I am the proud owner of two spoiled mutts that I love as if I birthed them myself.
I own up to my feelings even when they are ridiculous and without merit.
I am no longer a blond.
I am tired of the bullshit that comes along with being an adult.
I am terrible at faking sincerity.
I make fun of my husband for being a nerd, but in all reality I am proud of him for the amount of knowledge he possesses.
I am grateful to have the kind of friendships that don't require a daily phone call in order for us to know how loved we are.
I make a mean pot of turkeyburger helper.
I want to quit smoking as a gift to myself for my 30th birthday, but deep down I am terrified of the weight I will inevitably gain because of it.
I joke how turning 30 scares me, but I'm not afraid.

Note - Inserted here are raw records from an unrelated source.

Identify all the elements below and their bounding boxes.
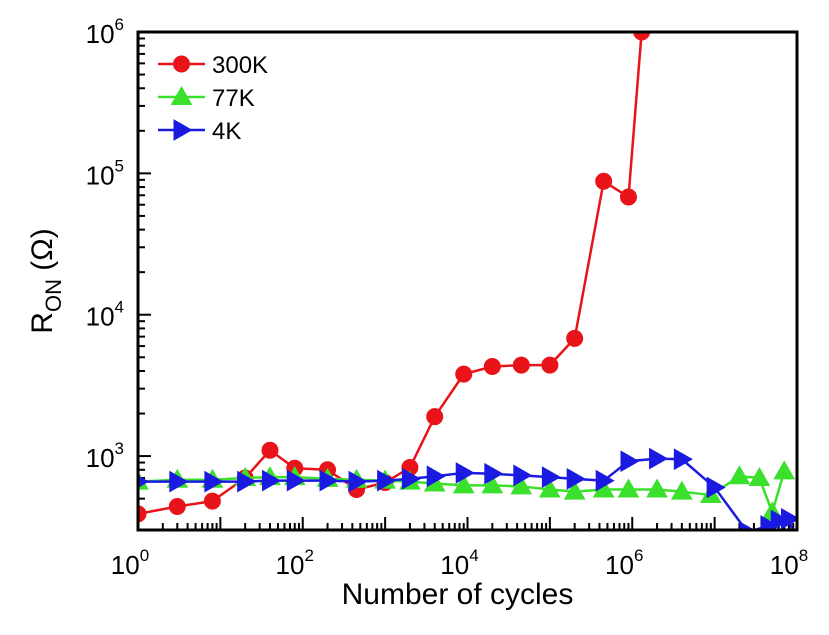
y-axis-title-subscript: ON: [41, 279, 66, 312]
data-point: [512, 356, 530, 374]
legend-item-300K: 300K: [158, 52, 268, 79]
series-4K: [138, 447, 797, 530]
data-point: [728, 465, 751, 485]
data-point: [739, 521, 755, 530]
legend-marker: [170, 85, 193, 105]
data-point: [483, 358, 501, 376]
data-point: [706, 476, 726, 499]
y-tick-label: 105: [86, 156, 124, 190]
data-point: [286, 469, 306, 492]
data-point: [510, 475, 533, 495]
legend: 300K 77K 4K: [158, 52, 268, 145]
data-point: [261, 441, 279, 459]
data-point: [620, 450, 640, 473]
data-point: [203, 492, 221, 510]
legend-label: 77K: [212, 85, 255, 112]
data-point: [401, 468, 421, 490]
data-point: [452, 474, 475, 494]
x-tick-label: 100: [111, 546, 149, 580]
x-tick-label: 102: [276, 546, 314, 580]
data-point: [237, 470, 257, 493]
data-point: [566, 468, 586, 490]
legend-item-77K: 77K: [158, 85, 255, 112]
plot-area: [138, 32, 797, 530]
axes: 100 102 104 106 108 103 104 105 106: [86, 15, 809, 580]
data-point: [426, 408, 444, 426]
x-tick-label: 106: [605, 546, 643, 580]
data-point: [261, 469, 281, 492]
data-point: [619, 188, 637, 206]
series-300K: [138, 32, 651, 523]
data-point: [484, 462, 504, 485]
data-point: [748, 466, 771, 486]
data-point: [595, 469, 615, 492]
y-axis-title: RON (Ω): [26, 228, 66, 333]
y-tick-label: 106: [86, 15, 124, 49]
data-point: [168, 497, 186, 515]
data-point: [319, 469, 339, 492]
y-tick-label: 104: [86, 298, 124, 332]
y-axis-title-base: R: [26, 312, 59, 334]
data-point: [455, 365, 473, 383]
data-point: [773, 460, 796, 480]
data-point: [138, 505, 147, 523]
data-point: [673, 448, 693, 471]
data-point: [670, 480, 693, 500]
data-point: [781, 507, 797, 530]
legend-label: 4K: [212, 118, 241, 145]
legend-item-4K: 4K: [158, 118, 241, 145]
data-point: [563, 480, 586, 500]
data-point: [633, 32, 651, 41]
x-tick-label: 104: [440, 546, 478, 580]
data-point: [513, 464, 533, 487]
data-point: [541, 466, 561, 488]
data-point: [455, 462, 475, 484]
data-point: [541, 356, 559, 374]
data-point: [595, 172, 613, 190]
legend-marker: [173, 119, 193, 141]
x-tick-label: 108: [770, 546, 808, 580]
x-axis-title: Number of cycles: [342, 578, 574, 611]
data-point: [649, 447, 669, 470]
data-point: [348, 470, 368, 493]
y-axis-title-unit: (Ω): [26, 228, 59, 279]
data-point: [617, 478, 640, 498]
legend-label: 300K: [212, 52, 268, 79]
data-point: [646, 478, 668, 498]
plot-frame: [136, 30, 799, 532]
data-point: [426, 465, 446, 488]
y-tick-label: 103: [86, 439, 124, 473]
data-point: [481, 474, 504, 494]
data-point: [169, 470, 189, 493]
data-point: [566, 329, 584, 347]
legend-marker: [173, 55, 190, 73]
data-point: [539, 478, 561, 498]
data-point: [770, 509, 790, 530]
data-point: [377, 469, 397, 492]
data-point: [204, 470, 224, 493]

I plan to enjoy my 30's WAY more than my 20's.
I miss going to the gym almost every day.
I miss my family.
I stop missing my family after about 24 hours around them.
I love how Thomas and I ogle each other when we think the other isn't looking.
I actually enjoy diet beer.
I am judgmental of total strangers.
I directly compare how you look to what is in your grocery cart.
I am afraid of never figuring out what I want to be when I grow up.
I say "I love you" a lot. Because you never know when you won't be able to tell someone that again.